The truth telling dictionaries

So just how many words are there in English that cannot be readily pronounced phonetically by a young child in a recognisable way? In my office I have quite a few dictionaries so I selected two primary school dictionaries, having an average of some 10,700 words. I then went through and read every single word, classifying word root forms into three divisions:

the impossible or nearly impossible (unusual foreign words, words with altered pronunciation by convention, words with silent letters or other hard combinations which mostly are just difficult graphemes) for example cafe, swat, gunwale, starboard, macabre, finale, mediaeval, ochre, paradigm, plumber, souffle, taco, vogue, yacht);

difficult (very long words which can be overwhelming, or words with unusual graphemes etc.) for example poliomyelitis, oxyacetylene, executive, encyclopaedia, aerobics, bristle, muesli, pianist, prologue, specific, tragedy); and

All the other words which most young children, trained in the phonetic approach to English, could pronounce, independently of the meaning.

Now here’s the point—how many words are in each group?
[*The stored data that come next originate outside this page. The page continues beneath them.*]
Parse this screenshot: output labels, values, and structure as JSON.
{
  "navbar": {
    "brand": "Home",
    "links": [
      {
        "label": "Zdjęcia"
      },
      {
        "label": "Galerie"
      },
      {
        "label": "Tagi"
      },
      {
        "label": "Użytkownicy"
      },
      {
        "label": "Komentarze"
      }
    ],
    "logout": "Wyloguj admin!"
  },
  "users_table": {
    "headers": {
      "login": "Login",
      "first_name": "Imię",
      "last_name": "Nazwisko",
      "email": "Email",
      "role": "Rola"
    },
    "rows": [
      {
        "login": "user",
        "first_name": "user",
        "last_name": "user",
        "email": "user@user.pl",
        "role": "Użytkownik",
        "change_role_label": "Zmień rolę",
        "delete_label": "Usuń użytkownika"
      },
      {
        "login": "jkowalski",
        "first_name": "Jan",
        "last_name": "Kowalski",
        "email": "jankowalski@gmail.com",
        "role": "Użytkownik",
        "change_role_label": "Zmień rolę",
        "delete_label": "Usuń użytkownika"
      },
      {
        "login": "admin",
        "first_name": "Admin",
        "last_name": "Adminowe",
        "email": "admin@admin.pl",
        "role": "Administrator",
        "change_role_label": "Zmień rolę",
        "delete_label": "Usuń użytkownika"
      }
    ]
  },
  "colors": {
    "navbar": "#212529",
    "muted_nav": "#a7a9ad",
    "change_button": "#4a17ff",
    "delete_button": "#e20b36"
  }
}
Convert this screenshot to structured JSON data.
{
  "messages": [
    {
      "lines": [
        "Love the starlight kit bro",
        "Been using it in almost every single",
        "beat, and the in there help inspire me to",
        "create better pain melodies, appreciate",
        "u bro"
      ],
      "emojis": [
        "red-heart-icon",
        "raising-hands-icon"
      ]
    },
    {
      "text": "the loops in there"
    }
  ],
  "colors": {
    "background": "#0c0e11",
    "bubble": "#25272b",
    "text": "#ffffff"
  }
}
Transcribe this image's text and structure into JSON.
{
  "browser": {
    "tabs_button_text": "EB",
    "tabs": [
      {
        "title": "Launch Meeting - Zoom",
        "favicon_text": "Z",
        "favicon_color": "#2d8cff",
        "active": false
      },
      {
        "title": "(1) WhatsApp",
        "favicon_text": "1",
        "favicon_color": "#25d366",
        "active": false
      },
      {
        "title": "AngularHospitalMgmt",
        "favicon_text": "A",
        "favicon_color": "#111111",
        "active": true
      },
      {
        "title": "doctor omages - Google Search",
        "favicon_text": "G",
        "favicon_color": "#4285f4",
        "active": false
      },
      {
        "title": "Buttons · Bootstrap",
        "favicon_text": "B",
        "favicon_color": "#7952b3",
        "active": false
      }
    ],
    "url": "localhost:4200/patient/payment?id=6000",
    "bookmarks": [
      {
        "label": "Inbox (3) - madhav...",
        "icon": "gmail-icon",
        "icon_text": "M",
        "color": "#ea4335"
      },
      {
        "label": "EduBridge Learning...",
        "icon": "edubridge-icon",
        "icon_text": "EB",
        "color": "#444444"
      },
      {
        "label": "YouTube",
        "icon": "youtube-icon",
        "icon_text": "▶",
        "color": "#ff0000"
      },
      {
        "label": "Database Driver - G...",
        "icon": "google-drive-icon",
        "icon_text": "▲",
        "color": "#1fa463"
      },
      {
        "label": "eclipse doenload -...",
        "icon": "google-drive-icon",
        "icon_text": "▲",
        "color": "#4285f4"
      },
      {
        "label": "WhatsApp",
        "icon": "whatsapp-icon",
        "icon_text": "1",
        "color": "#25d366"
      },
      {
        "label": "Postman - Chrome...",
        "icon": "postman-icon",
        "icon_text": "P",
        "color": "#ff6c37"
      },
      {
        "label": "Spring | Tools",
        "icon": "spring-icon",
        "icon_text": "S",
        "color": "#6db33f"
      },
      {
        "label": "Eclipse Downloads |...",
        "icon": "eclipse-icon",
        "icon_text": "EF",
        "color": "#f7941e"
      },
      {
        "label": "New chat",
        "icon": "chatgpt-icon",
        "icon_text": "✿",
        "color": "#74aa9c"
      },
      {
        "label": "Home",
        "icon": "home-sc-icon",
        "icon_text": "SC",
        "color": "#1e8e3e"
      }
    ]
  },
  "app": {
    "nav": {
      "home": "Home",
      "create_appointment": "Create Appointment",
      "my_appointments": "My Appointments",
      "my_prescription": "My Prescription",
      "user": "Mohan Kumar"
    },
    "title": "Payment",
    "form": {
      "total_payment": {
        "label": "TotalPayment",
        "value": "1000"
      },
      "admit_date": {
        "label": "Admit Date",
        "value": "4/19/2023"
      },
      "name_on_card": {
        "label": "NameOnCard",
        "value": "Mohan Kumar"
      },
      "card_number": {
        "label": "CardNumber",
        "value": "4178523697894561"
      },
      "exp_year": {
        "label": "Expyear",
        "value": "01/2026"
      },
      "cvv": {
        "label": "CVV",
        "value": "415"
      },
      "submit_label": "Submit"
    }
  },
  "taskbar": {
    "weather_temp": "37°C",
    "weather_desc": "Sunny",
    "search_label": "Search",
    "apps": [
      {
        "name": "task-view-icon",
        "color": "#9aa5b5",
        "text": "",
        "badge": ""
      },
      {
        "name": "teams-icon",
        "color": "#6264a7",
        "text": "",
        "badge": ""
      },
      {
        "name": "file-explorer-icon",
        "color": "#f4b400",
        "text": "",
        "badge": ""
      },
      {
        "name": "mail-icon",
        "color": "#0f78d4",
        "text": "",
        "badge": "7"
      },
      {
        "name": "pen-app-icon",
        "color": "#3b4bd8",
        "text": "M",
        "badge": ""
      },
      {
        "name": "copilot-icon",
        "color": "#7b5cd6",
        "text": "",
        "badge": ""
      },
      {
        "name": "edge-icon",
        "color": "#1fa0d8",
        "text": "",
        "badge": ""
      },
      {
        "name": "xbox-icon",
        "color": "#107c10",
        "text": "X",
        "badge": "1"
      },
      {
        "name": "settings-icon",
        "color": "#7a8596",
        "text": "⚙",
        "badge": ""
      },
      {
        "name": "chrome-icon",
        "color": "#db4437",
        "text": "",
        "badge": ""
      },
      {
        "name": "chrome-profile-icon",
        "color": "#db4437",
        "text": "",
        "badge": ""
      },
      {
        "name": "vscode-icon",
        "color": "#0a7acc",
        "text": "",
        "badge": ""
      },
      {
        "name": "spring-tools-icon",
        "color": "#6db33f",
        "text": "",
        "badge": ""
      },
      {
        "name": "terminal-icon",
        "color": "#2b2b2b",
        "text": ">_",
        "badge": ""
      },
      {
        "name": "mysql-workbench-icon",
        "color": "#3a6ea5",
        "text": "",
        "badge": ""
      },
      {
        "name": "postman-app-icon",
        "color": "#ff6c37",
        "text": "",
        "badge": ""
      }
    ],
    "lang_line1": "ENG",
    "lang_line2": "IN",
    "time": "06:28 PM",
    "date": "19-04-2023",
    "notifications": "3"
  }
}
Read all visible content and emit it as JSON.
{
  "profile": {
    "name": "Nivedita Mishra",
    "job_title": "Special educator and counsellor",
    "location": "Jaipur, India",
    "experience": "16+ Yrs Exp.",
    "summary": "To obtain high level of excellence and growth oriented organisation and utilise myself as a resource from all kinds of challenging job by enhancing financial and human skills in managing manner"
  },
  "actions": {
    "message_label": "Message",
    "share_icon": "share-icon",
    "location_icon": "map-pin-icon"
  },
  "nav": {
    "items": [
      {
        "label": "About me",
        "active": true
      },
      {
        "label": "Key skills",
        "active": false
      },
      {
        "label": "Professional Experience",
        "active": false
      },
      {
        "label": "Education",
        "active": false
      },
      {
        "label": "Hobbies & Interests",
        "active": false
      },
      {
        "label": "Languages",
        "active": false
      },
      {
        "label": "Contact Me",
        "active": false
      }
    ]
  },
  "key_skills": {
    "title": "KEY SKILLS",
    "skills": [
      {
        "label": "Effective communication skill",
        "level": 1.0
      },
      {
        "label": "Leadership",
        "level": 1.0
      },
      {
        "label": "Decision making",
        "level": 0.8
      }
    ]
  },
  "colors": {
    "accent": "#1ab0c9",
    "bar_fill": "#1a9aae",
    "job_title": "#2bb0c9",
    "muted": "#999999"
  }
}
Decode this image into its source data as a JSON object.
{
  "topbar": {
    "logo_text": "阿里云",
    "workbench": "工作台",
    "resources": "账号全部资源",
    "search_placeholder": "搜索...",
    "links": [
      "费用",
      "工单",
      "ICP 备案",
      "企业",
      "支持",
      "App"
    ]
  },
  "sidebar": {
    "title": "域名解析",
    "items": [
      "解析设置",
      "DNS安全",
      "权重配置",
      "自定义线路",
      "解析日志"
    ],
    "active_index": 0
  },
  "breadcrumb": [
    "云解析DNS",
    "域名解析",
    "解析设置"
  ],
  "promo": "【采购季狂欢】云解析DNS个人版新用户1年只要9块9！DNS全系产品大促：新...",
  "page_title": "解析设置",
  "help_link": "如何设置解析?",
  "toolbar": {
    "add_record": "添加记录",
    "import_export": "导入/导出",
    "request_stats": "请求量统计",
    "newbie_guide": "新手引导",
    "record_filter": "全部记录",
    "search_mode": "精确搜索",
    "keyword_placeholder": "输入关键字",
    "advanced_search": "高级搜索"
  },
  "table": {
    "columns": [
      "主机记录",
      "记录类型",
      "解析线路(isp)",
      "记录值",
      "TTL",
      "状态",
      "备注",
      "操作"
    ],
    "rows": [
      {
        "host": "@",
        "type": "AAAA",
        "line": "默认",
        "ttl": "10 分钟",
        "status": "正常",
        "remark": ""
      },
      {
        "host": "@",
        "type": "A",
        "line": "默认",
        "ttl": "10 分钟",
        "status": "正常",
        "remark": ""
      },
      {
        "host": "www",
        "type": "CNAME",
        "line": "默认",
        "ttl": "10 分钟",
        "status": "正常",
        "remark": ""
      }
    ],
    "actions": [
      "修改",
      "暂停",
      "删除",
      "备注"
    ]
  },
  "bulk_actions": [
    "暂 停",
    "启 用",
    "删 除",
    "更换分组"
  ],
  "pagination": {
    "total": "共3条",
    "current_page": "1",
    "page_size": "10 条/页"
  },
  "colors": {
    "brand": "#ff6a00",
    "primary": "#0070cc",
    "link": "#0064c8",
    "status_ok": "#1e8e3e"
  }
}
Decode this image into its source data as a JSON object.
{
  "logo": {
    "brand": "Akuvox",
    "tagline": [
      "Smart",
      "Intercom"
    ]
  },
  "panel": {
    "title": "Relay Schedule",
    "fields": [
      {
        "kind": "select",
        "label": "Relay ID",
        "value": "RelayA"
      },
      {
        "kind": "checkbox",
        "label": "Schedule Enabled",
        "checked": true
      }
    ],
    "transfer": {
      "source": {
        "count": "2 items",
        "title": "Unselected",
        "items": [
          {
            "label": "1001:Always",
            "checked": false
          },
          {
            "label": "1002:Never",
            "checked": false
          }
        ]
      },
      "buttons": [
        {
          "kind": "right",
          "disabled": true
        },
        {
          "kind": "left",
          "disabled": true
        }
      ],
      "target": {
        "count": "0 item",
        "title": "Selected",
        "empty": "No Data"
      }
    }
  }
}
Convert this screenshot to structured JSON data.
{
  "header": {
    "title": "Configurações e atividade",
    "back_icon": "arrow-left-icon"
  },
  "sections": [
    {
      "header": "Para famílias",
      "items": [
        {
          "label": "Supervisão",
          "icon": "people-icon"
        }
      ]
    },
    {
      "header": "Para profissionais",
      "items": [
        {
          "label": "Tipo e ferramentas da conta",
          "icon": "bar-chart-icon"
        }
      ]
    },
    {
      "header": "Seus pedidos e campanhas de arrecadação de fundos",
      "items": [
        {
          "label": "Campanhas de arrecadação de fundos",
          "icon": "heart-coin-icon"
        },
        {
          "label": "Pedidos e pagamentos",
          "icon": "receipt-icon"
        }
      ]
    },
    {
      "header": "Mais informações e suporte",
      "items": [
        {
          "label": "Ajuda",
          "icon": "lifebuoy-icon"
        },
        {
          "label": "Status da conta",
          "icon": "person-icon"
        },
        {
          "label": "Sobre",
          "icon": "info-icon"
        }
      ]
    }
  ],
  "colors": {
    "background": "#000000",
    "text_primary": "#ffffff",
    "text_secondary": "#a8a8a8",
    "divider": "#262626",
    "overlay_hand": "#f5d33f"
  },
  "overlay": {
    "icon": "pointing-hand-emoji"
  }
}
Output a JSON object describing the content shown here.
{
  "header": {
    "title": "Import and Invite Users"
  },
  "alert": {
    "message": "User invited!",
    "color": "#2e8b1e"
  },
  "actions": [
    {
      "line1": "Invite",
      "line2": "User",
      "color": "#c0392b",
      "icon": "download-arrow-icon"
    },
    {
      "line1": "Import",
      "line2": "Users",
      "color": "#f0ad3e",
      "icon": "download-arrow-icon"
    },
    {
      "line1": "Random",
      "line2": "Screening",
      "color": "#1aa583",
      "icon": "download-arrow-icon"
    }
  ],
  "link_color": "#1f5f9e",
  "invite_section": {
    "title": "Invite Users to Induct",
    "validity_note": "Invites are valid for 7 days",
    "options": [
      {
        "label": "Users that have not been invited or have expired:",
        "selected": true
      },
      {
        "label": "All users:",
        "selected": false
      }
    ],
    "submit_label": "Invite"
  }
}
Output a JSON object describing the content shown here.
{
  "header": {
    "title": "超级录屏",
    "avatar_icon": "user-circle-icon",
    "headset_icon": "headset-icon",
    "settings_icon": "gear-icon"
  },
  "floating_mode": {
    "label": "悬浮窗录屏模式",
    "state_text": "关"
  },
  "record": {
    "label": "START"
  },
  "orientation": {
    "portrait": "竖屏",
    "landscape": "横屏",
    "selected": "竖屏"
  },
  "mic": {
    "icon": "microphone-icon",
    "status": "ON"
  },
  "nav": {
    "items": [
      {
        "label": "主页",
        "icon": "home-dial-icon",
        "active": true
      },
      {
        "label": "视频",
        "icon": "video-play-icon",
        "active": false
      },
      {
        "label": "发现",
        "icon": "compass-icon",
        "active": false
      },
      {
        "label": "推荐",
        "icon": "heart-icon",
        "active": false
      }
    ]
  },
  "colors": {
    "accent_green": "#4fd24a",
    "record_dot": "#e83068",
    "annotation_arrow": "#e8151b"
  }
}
I found that the ‘impossible or nearly impossible’ group comprised only 3.5 per cent, and the ‘difficult’ only 2.7 per cent. So then about 94 per cent of primary school dictionary words are almost immediately and automatically accessible for young children in Mr Collingwood’s class, using a phonic approach, on the basis of the evidence presented here, assuming its reliability. Readers are welcome of course to do their own research on this, and indeed parents do need to be thinking about phonics.

Does this mean that children should never just learn English words by rote? Actually, children do need to learn some words by rote. These words are called ‘sight vocabulary’—words which should be instantly recognised. Surprisingly, only about 100 words make up approximately half of most simple English texts, words such as: the, you, was, are, with, they, this, what, were, there, which about, these, would more, could, people, now, down. These words should be drilled. Common graphemes should also be explicitly taught, and then followed up with appropriate reading exercises, including integrated story texts and actual writing. That is, our children need a very well designed complete phonics program, combined with other aspects of English.

Educators pretending to be clever

One would have thought that the approaches outlined here would be common knowledge and practice here in Australia, well at least since 1880 when in NSW the Public Instruction Act was passed, making education compulsory. But no, here we are in the 21st century, talking about phonics, and perhaps even thinking we are clever to have ‘discovered’ this new and effective method of teaching.

So if your child’s teacher is a Neanderthal you know what to do. You and the other parents must put that teacher on the first plane to China, since he or she really wants to teach Chinese. The trouble is that Chinese people have some very clear ideas about the quality of English teachers. Probably they will send Mrs Neanderthal straight back but since her position at your child’s school will have already been filled, Mrs Neanderthal will be teaching somewhere else, hopefully with a changed approach.

Bita, N., Curriculum shifts to focus on core skills, Australian, 20 Aug 2015, pp. 1, 6.

Dodd, T & Mather, J. Why we fail at education, Australian Financial Review 15 Dec 2012, p. 21.